Friday, Jul. 22, 1966
Artful to a Fault
How to Steal a Million. "It's only a day's work for you, but it's my first burglary," says Audrey Hepburn, her doe eyes alight with the giddy, girlish flame so often kindled in a very proper romantic heroine who has just discovered the joys of going gaily to hell.
That fawnlike look is Audrey's special domain as a comedienne, and her partner in crime on this elegant occasion is Peter O'Toole, also treading very lightly as a debonair art-world detective whom Audrey has mistaken for a fellow burglar.
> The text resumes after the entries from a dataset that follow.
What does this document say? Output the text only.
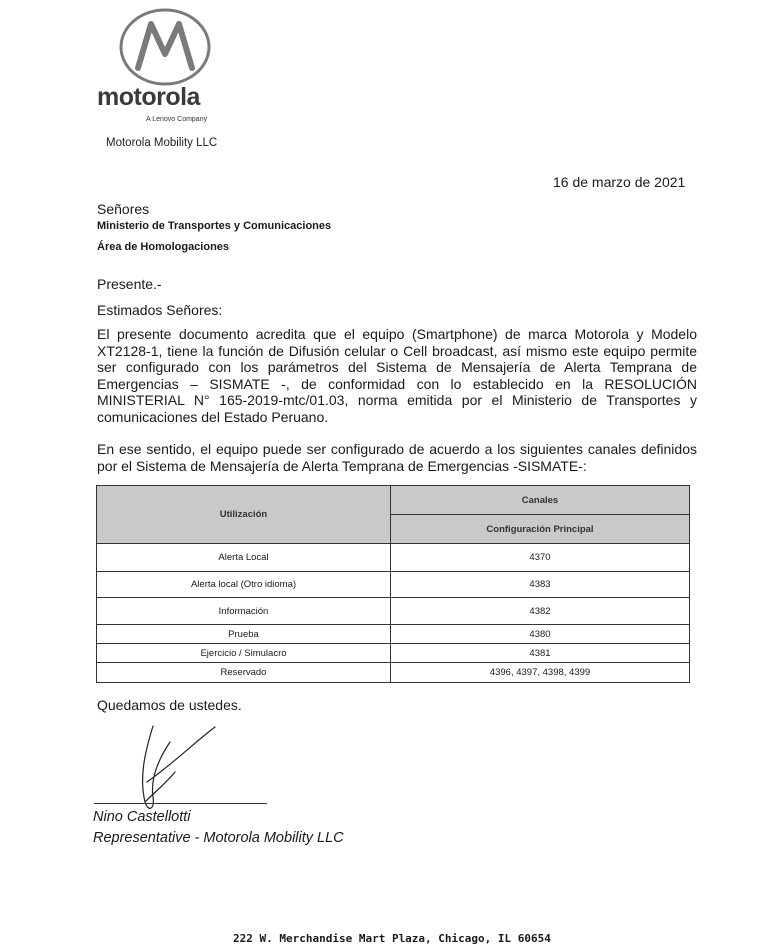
motorola
A Lenovo Company
Motorola Mobility LLC
16 de marzo de 2021
Señores
Ministerio de Transportes y Comunicaciones
Área de Homologaciones
Presente.-
Estimados Señores:
El presente documento acredita que el equipo (Smartphone) de marca Motorola y Modelo XT2128-1, tiene la función de Difusión celular o Cell broadcast, así mismo este equipo permite ser configurado con los parámetros del Sistema de Mensajería de Alerta Temprana de Emergencias – SISMATE -, de conformidad con lo establecido en la RESOLUCIÓN MINISTERIAL N° 165-2019-mtc/01.03, norma emitida por el Ministerio de Transportes y comunicaciones del Estado Peruano.
En ese sentido, el equipo puede ser configurado de acuerdo a los siguientes canales definidos por el Sistema de Mensajería de Alerta Temprana de Emergencias -SISMATE-:
Utilización	Canales
	Configuración Principal
Alerta Local	4370
Alerta local (Otro idioma)	4383
Información	4382
Prueba	4380
Ejercicio / Simulacro	4381
Reservado	4396, 4397, 4398, 4399
Quedamos de ustedes.
Nino Castellotti
Representative - Motorola Mobility LLC
222 W. Merchandise Mart Plaza, Chicago, IL 60654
Together they hurdle a large chunk of plot by stealing a marble Cellini nude from a Paris art museum, armed only with a magnet, a boomerang and a mop bucket.
Thinly disguised for a time as a charwoman, Audrey plays the daughter of a fine old French family with a congenital weakness for forging old masters. Papa is Hugh Griffith, a shaggy rogue whose wickedly rolling orbs make him look like a cross between a pinball machine and a Rembrandt portrait. Griffith has turned Sunday painting into a world-famous collection of Cezannes, Van Goghs, Renoirs--all part of $100,000 worth of phony masterworks, especially commissioned to help Director William Wyler (The Collector) fashion this meticulous high comedy about ars graftia artis. Among the other experts at hand are Art Dealer Charles Boyer and a frenzied connoisseur (Eli Wallach) who yearns to whisk both Audrey and the nude Cellini back to his Stateside lair.
How to Steal a Million is tastefully directed and competently performed, but its glossy tone somehow brushes out any forward momentum. In a film that cries for wild hilarity and a heady spirit of adventure, everything that is going to happen happens according to long-established rules of the game, from the first skittish encounter to the last eager kiss. Its old-fashioned fun looks overpracticed, becoming merely another workout for a troupe of talented professionals who do their jobs with coolly measured skill rather than warmblooded will.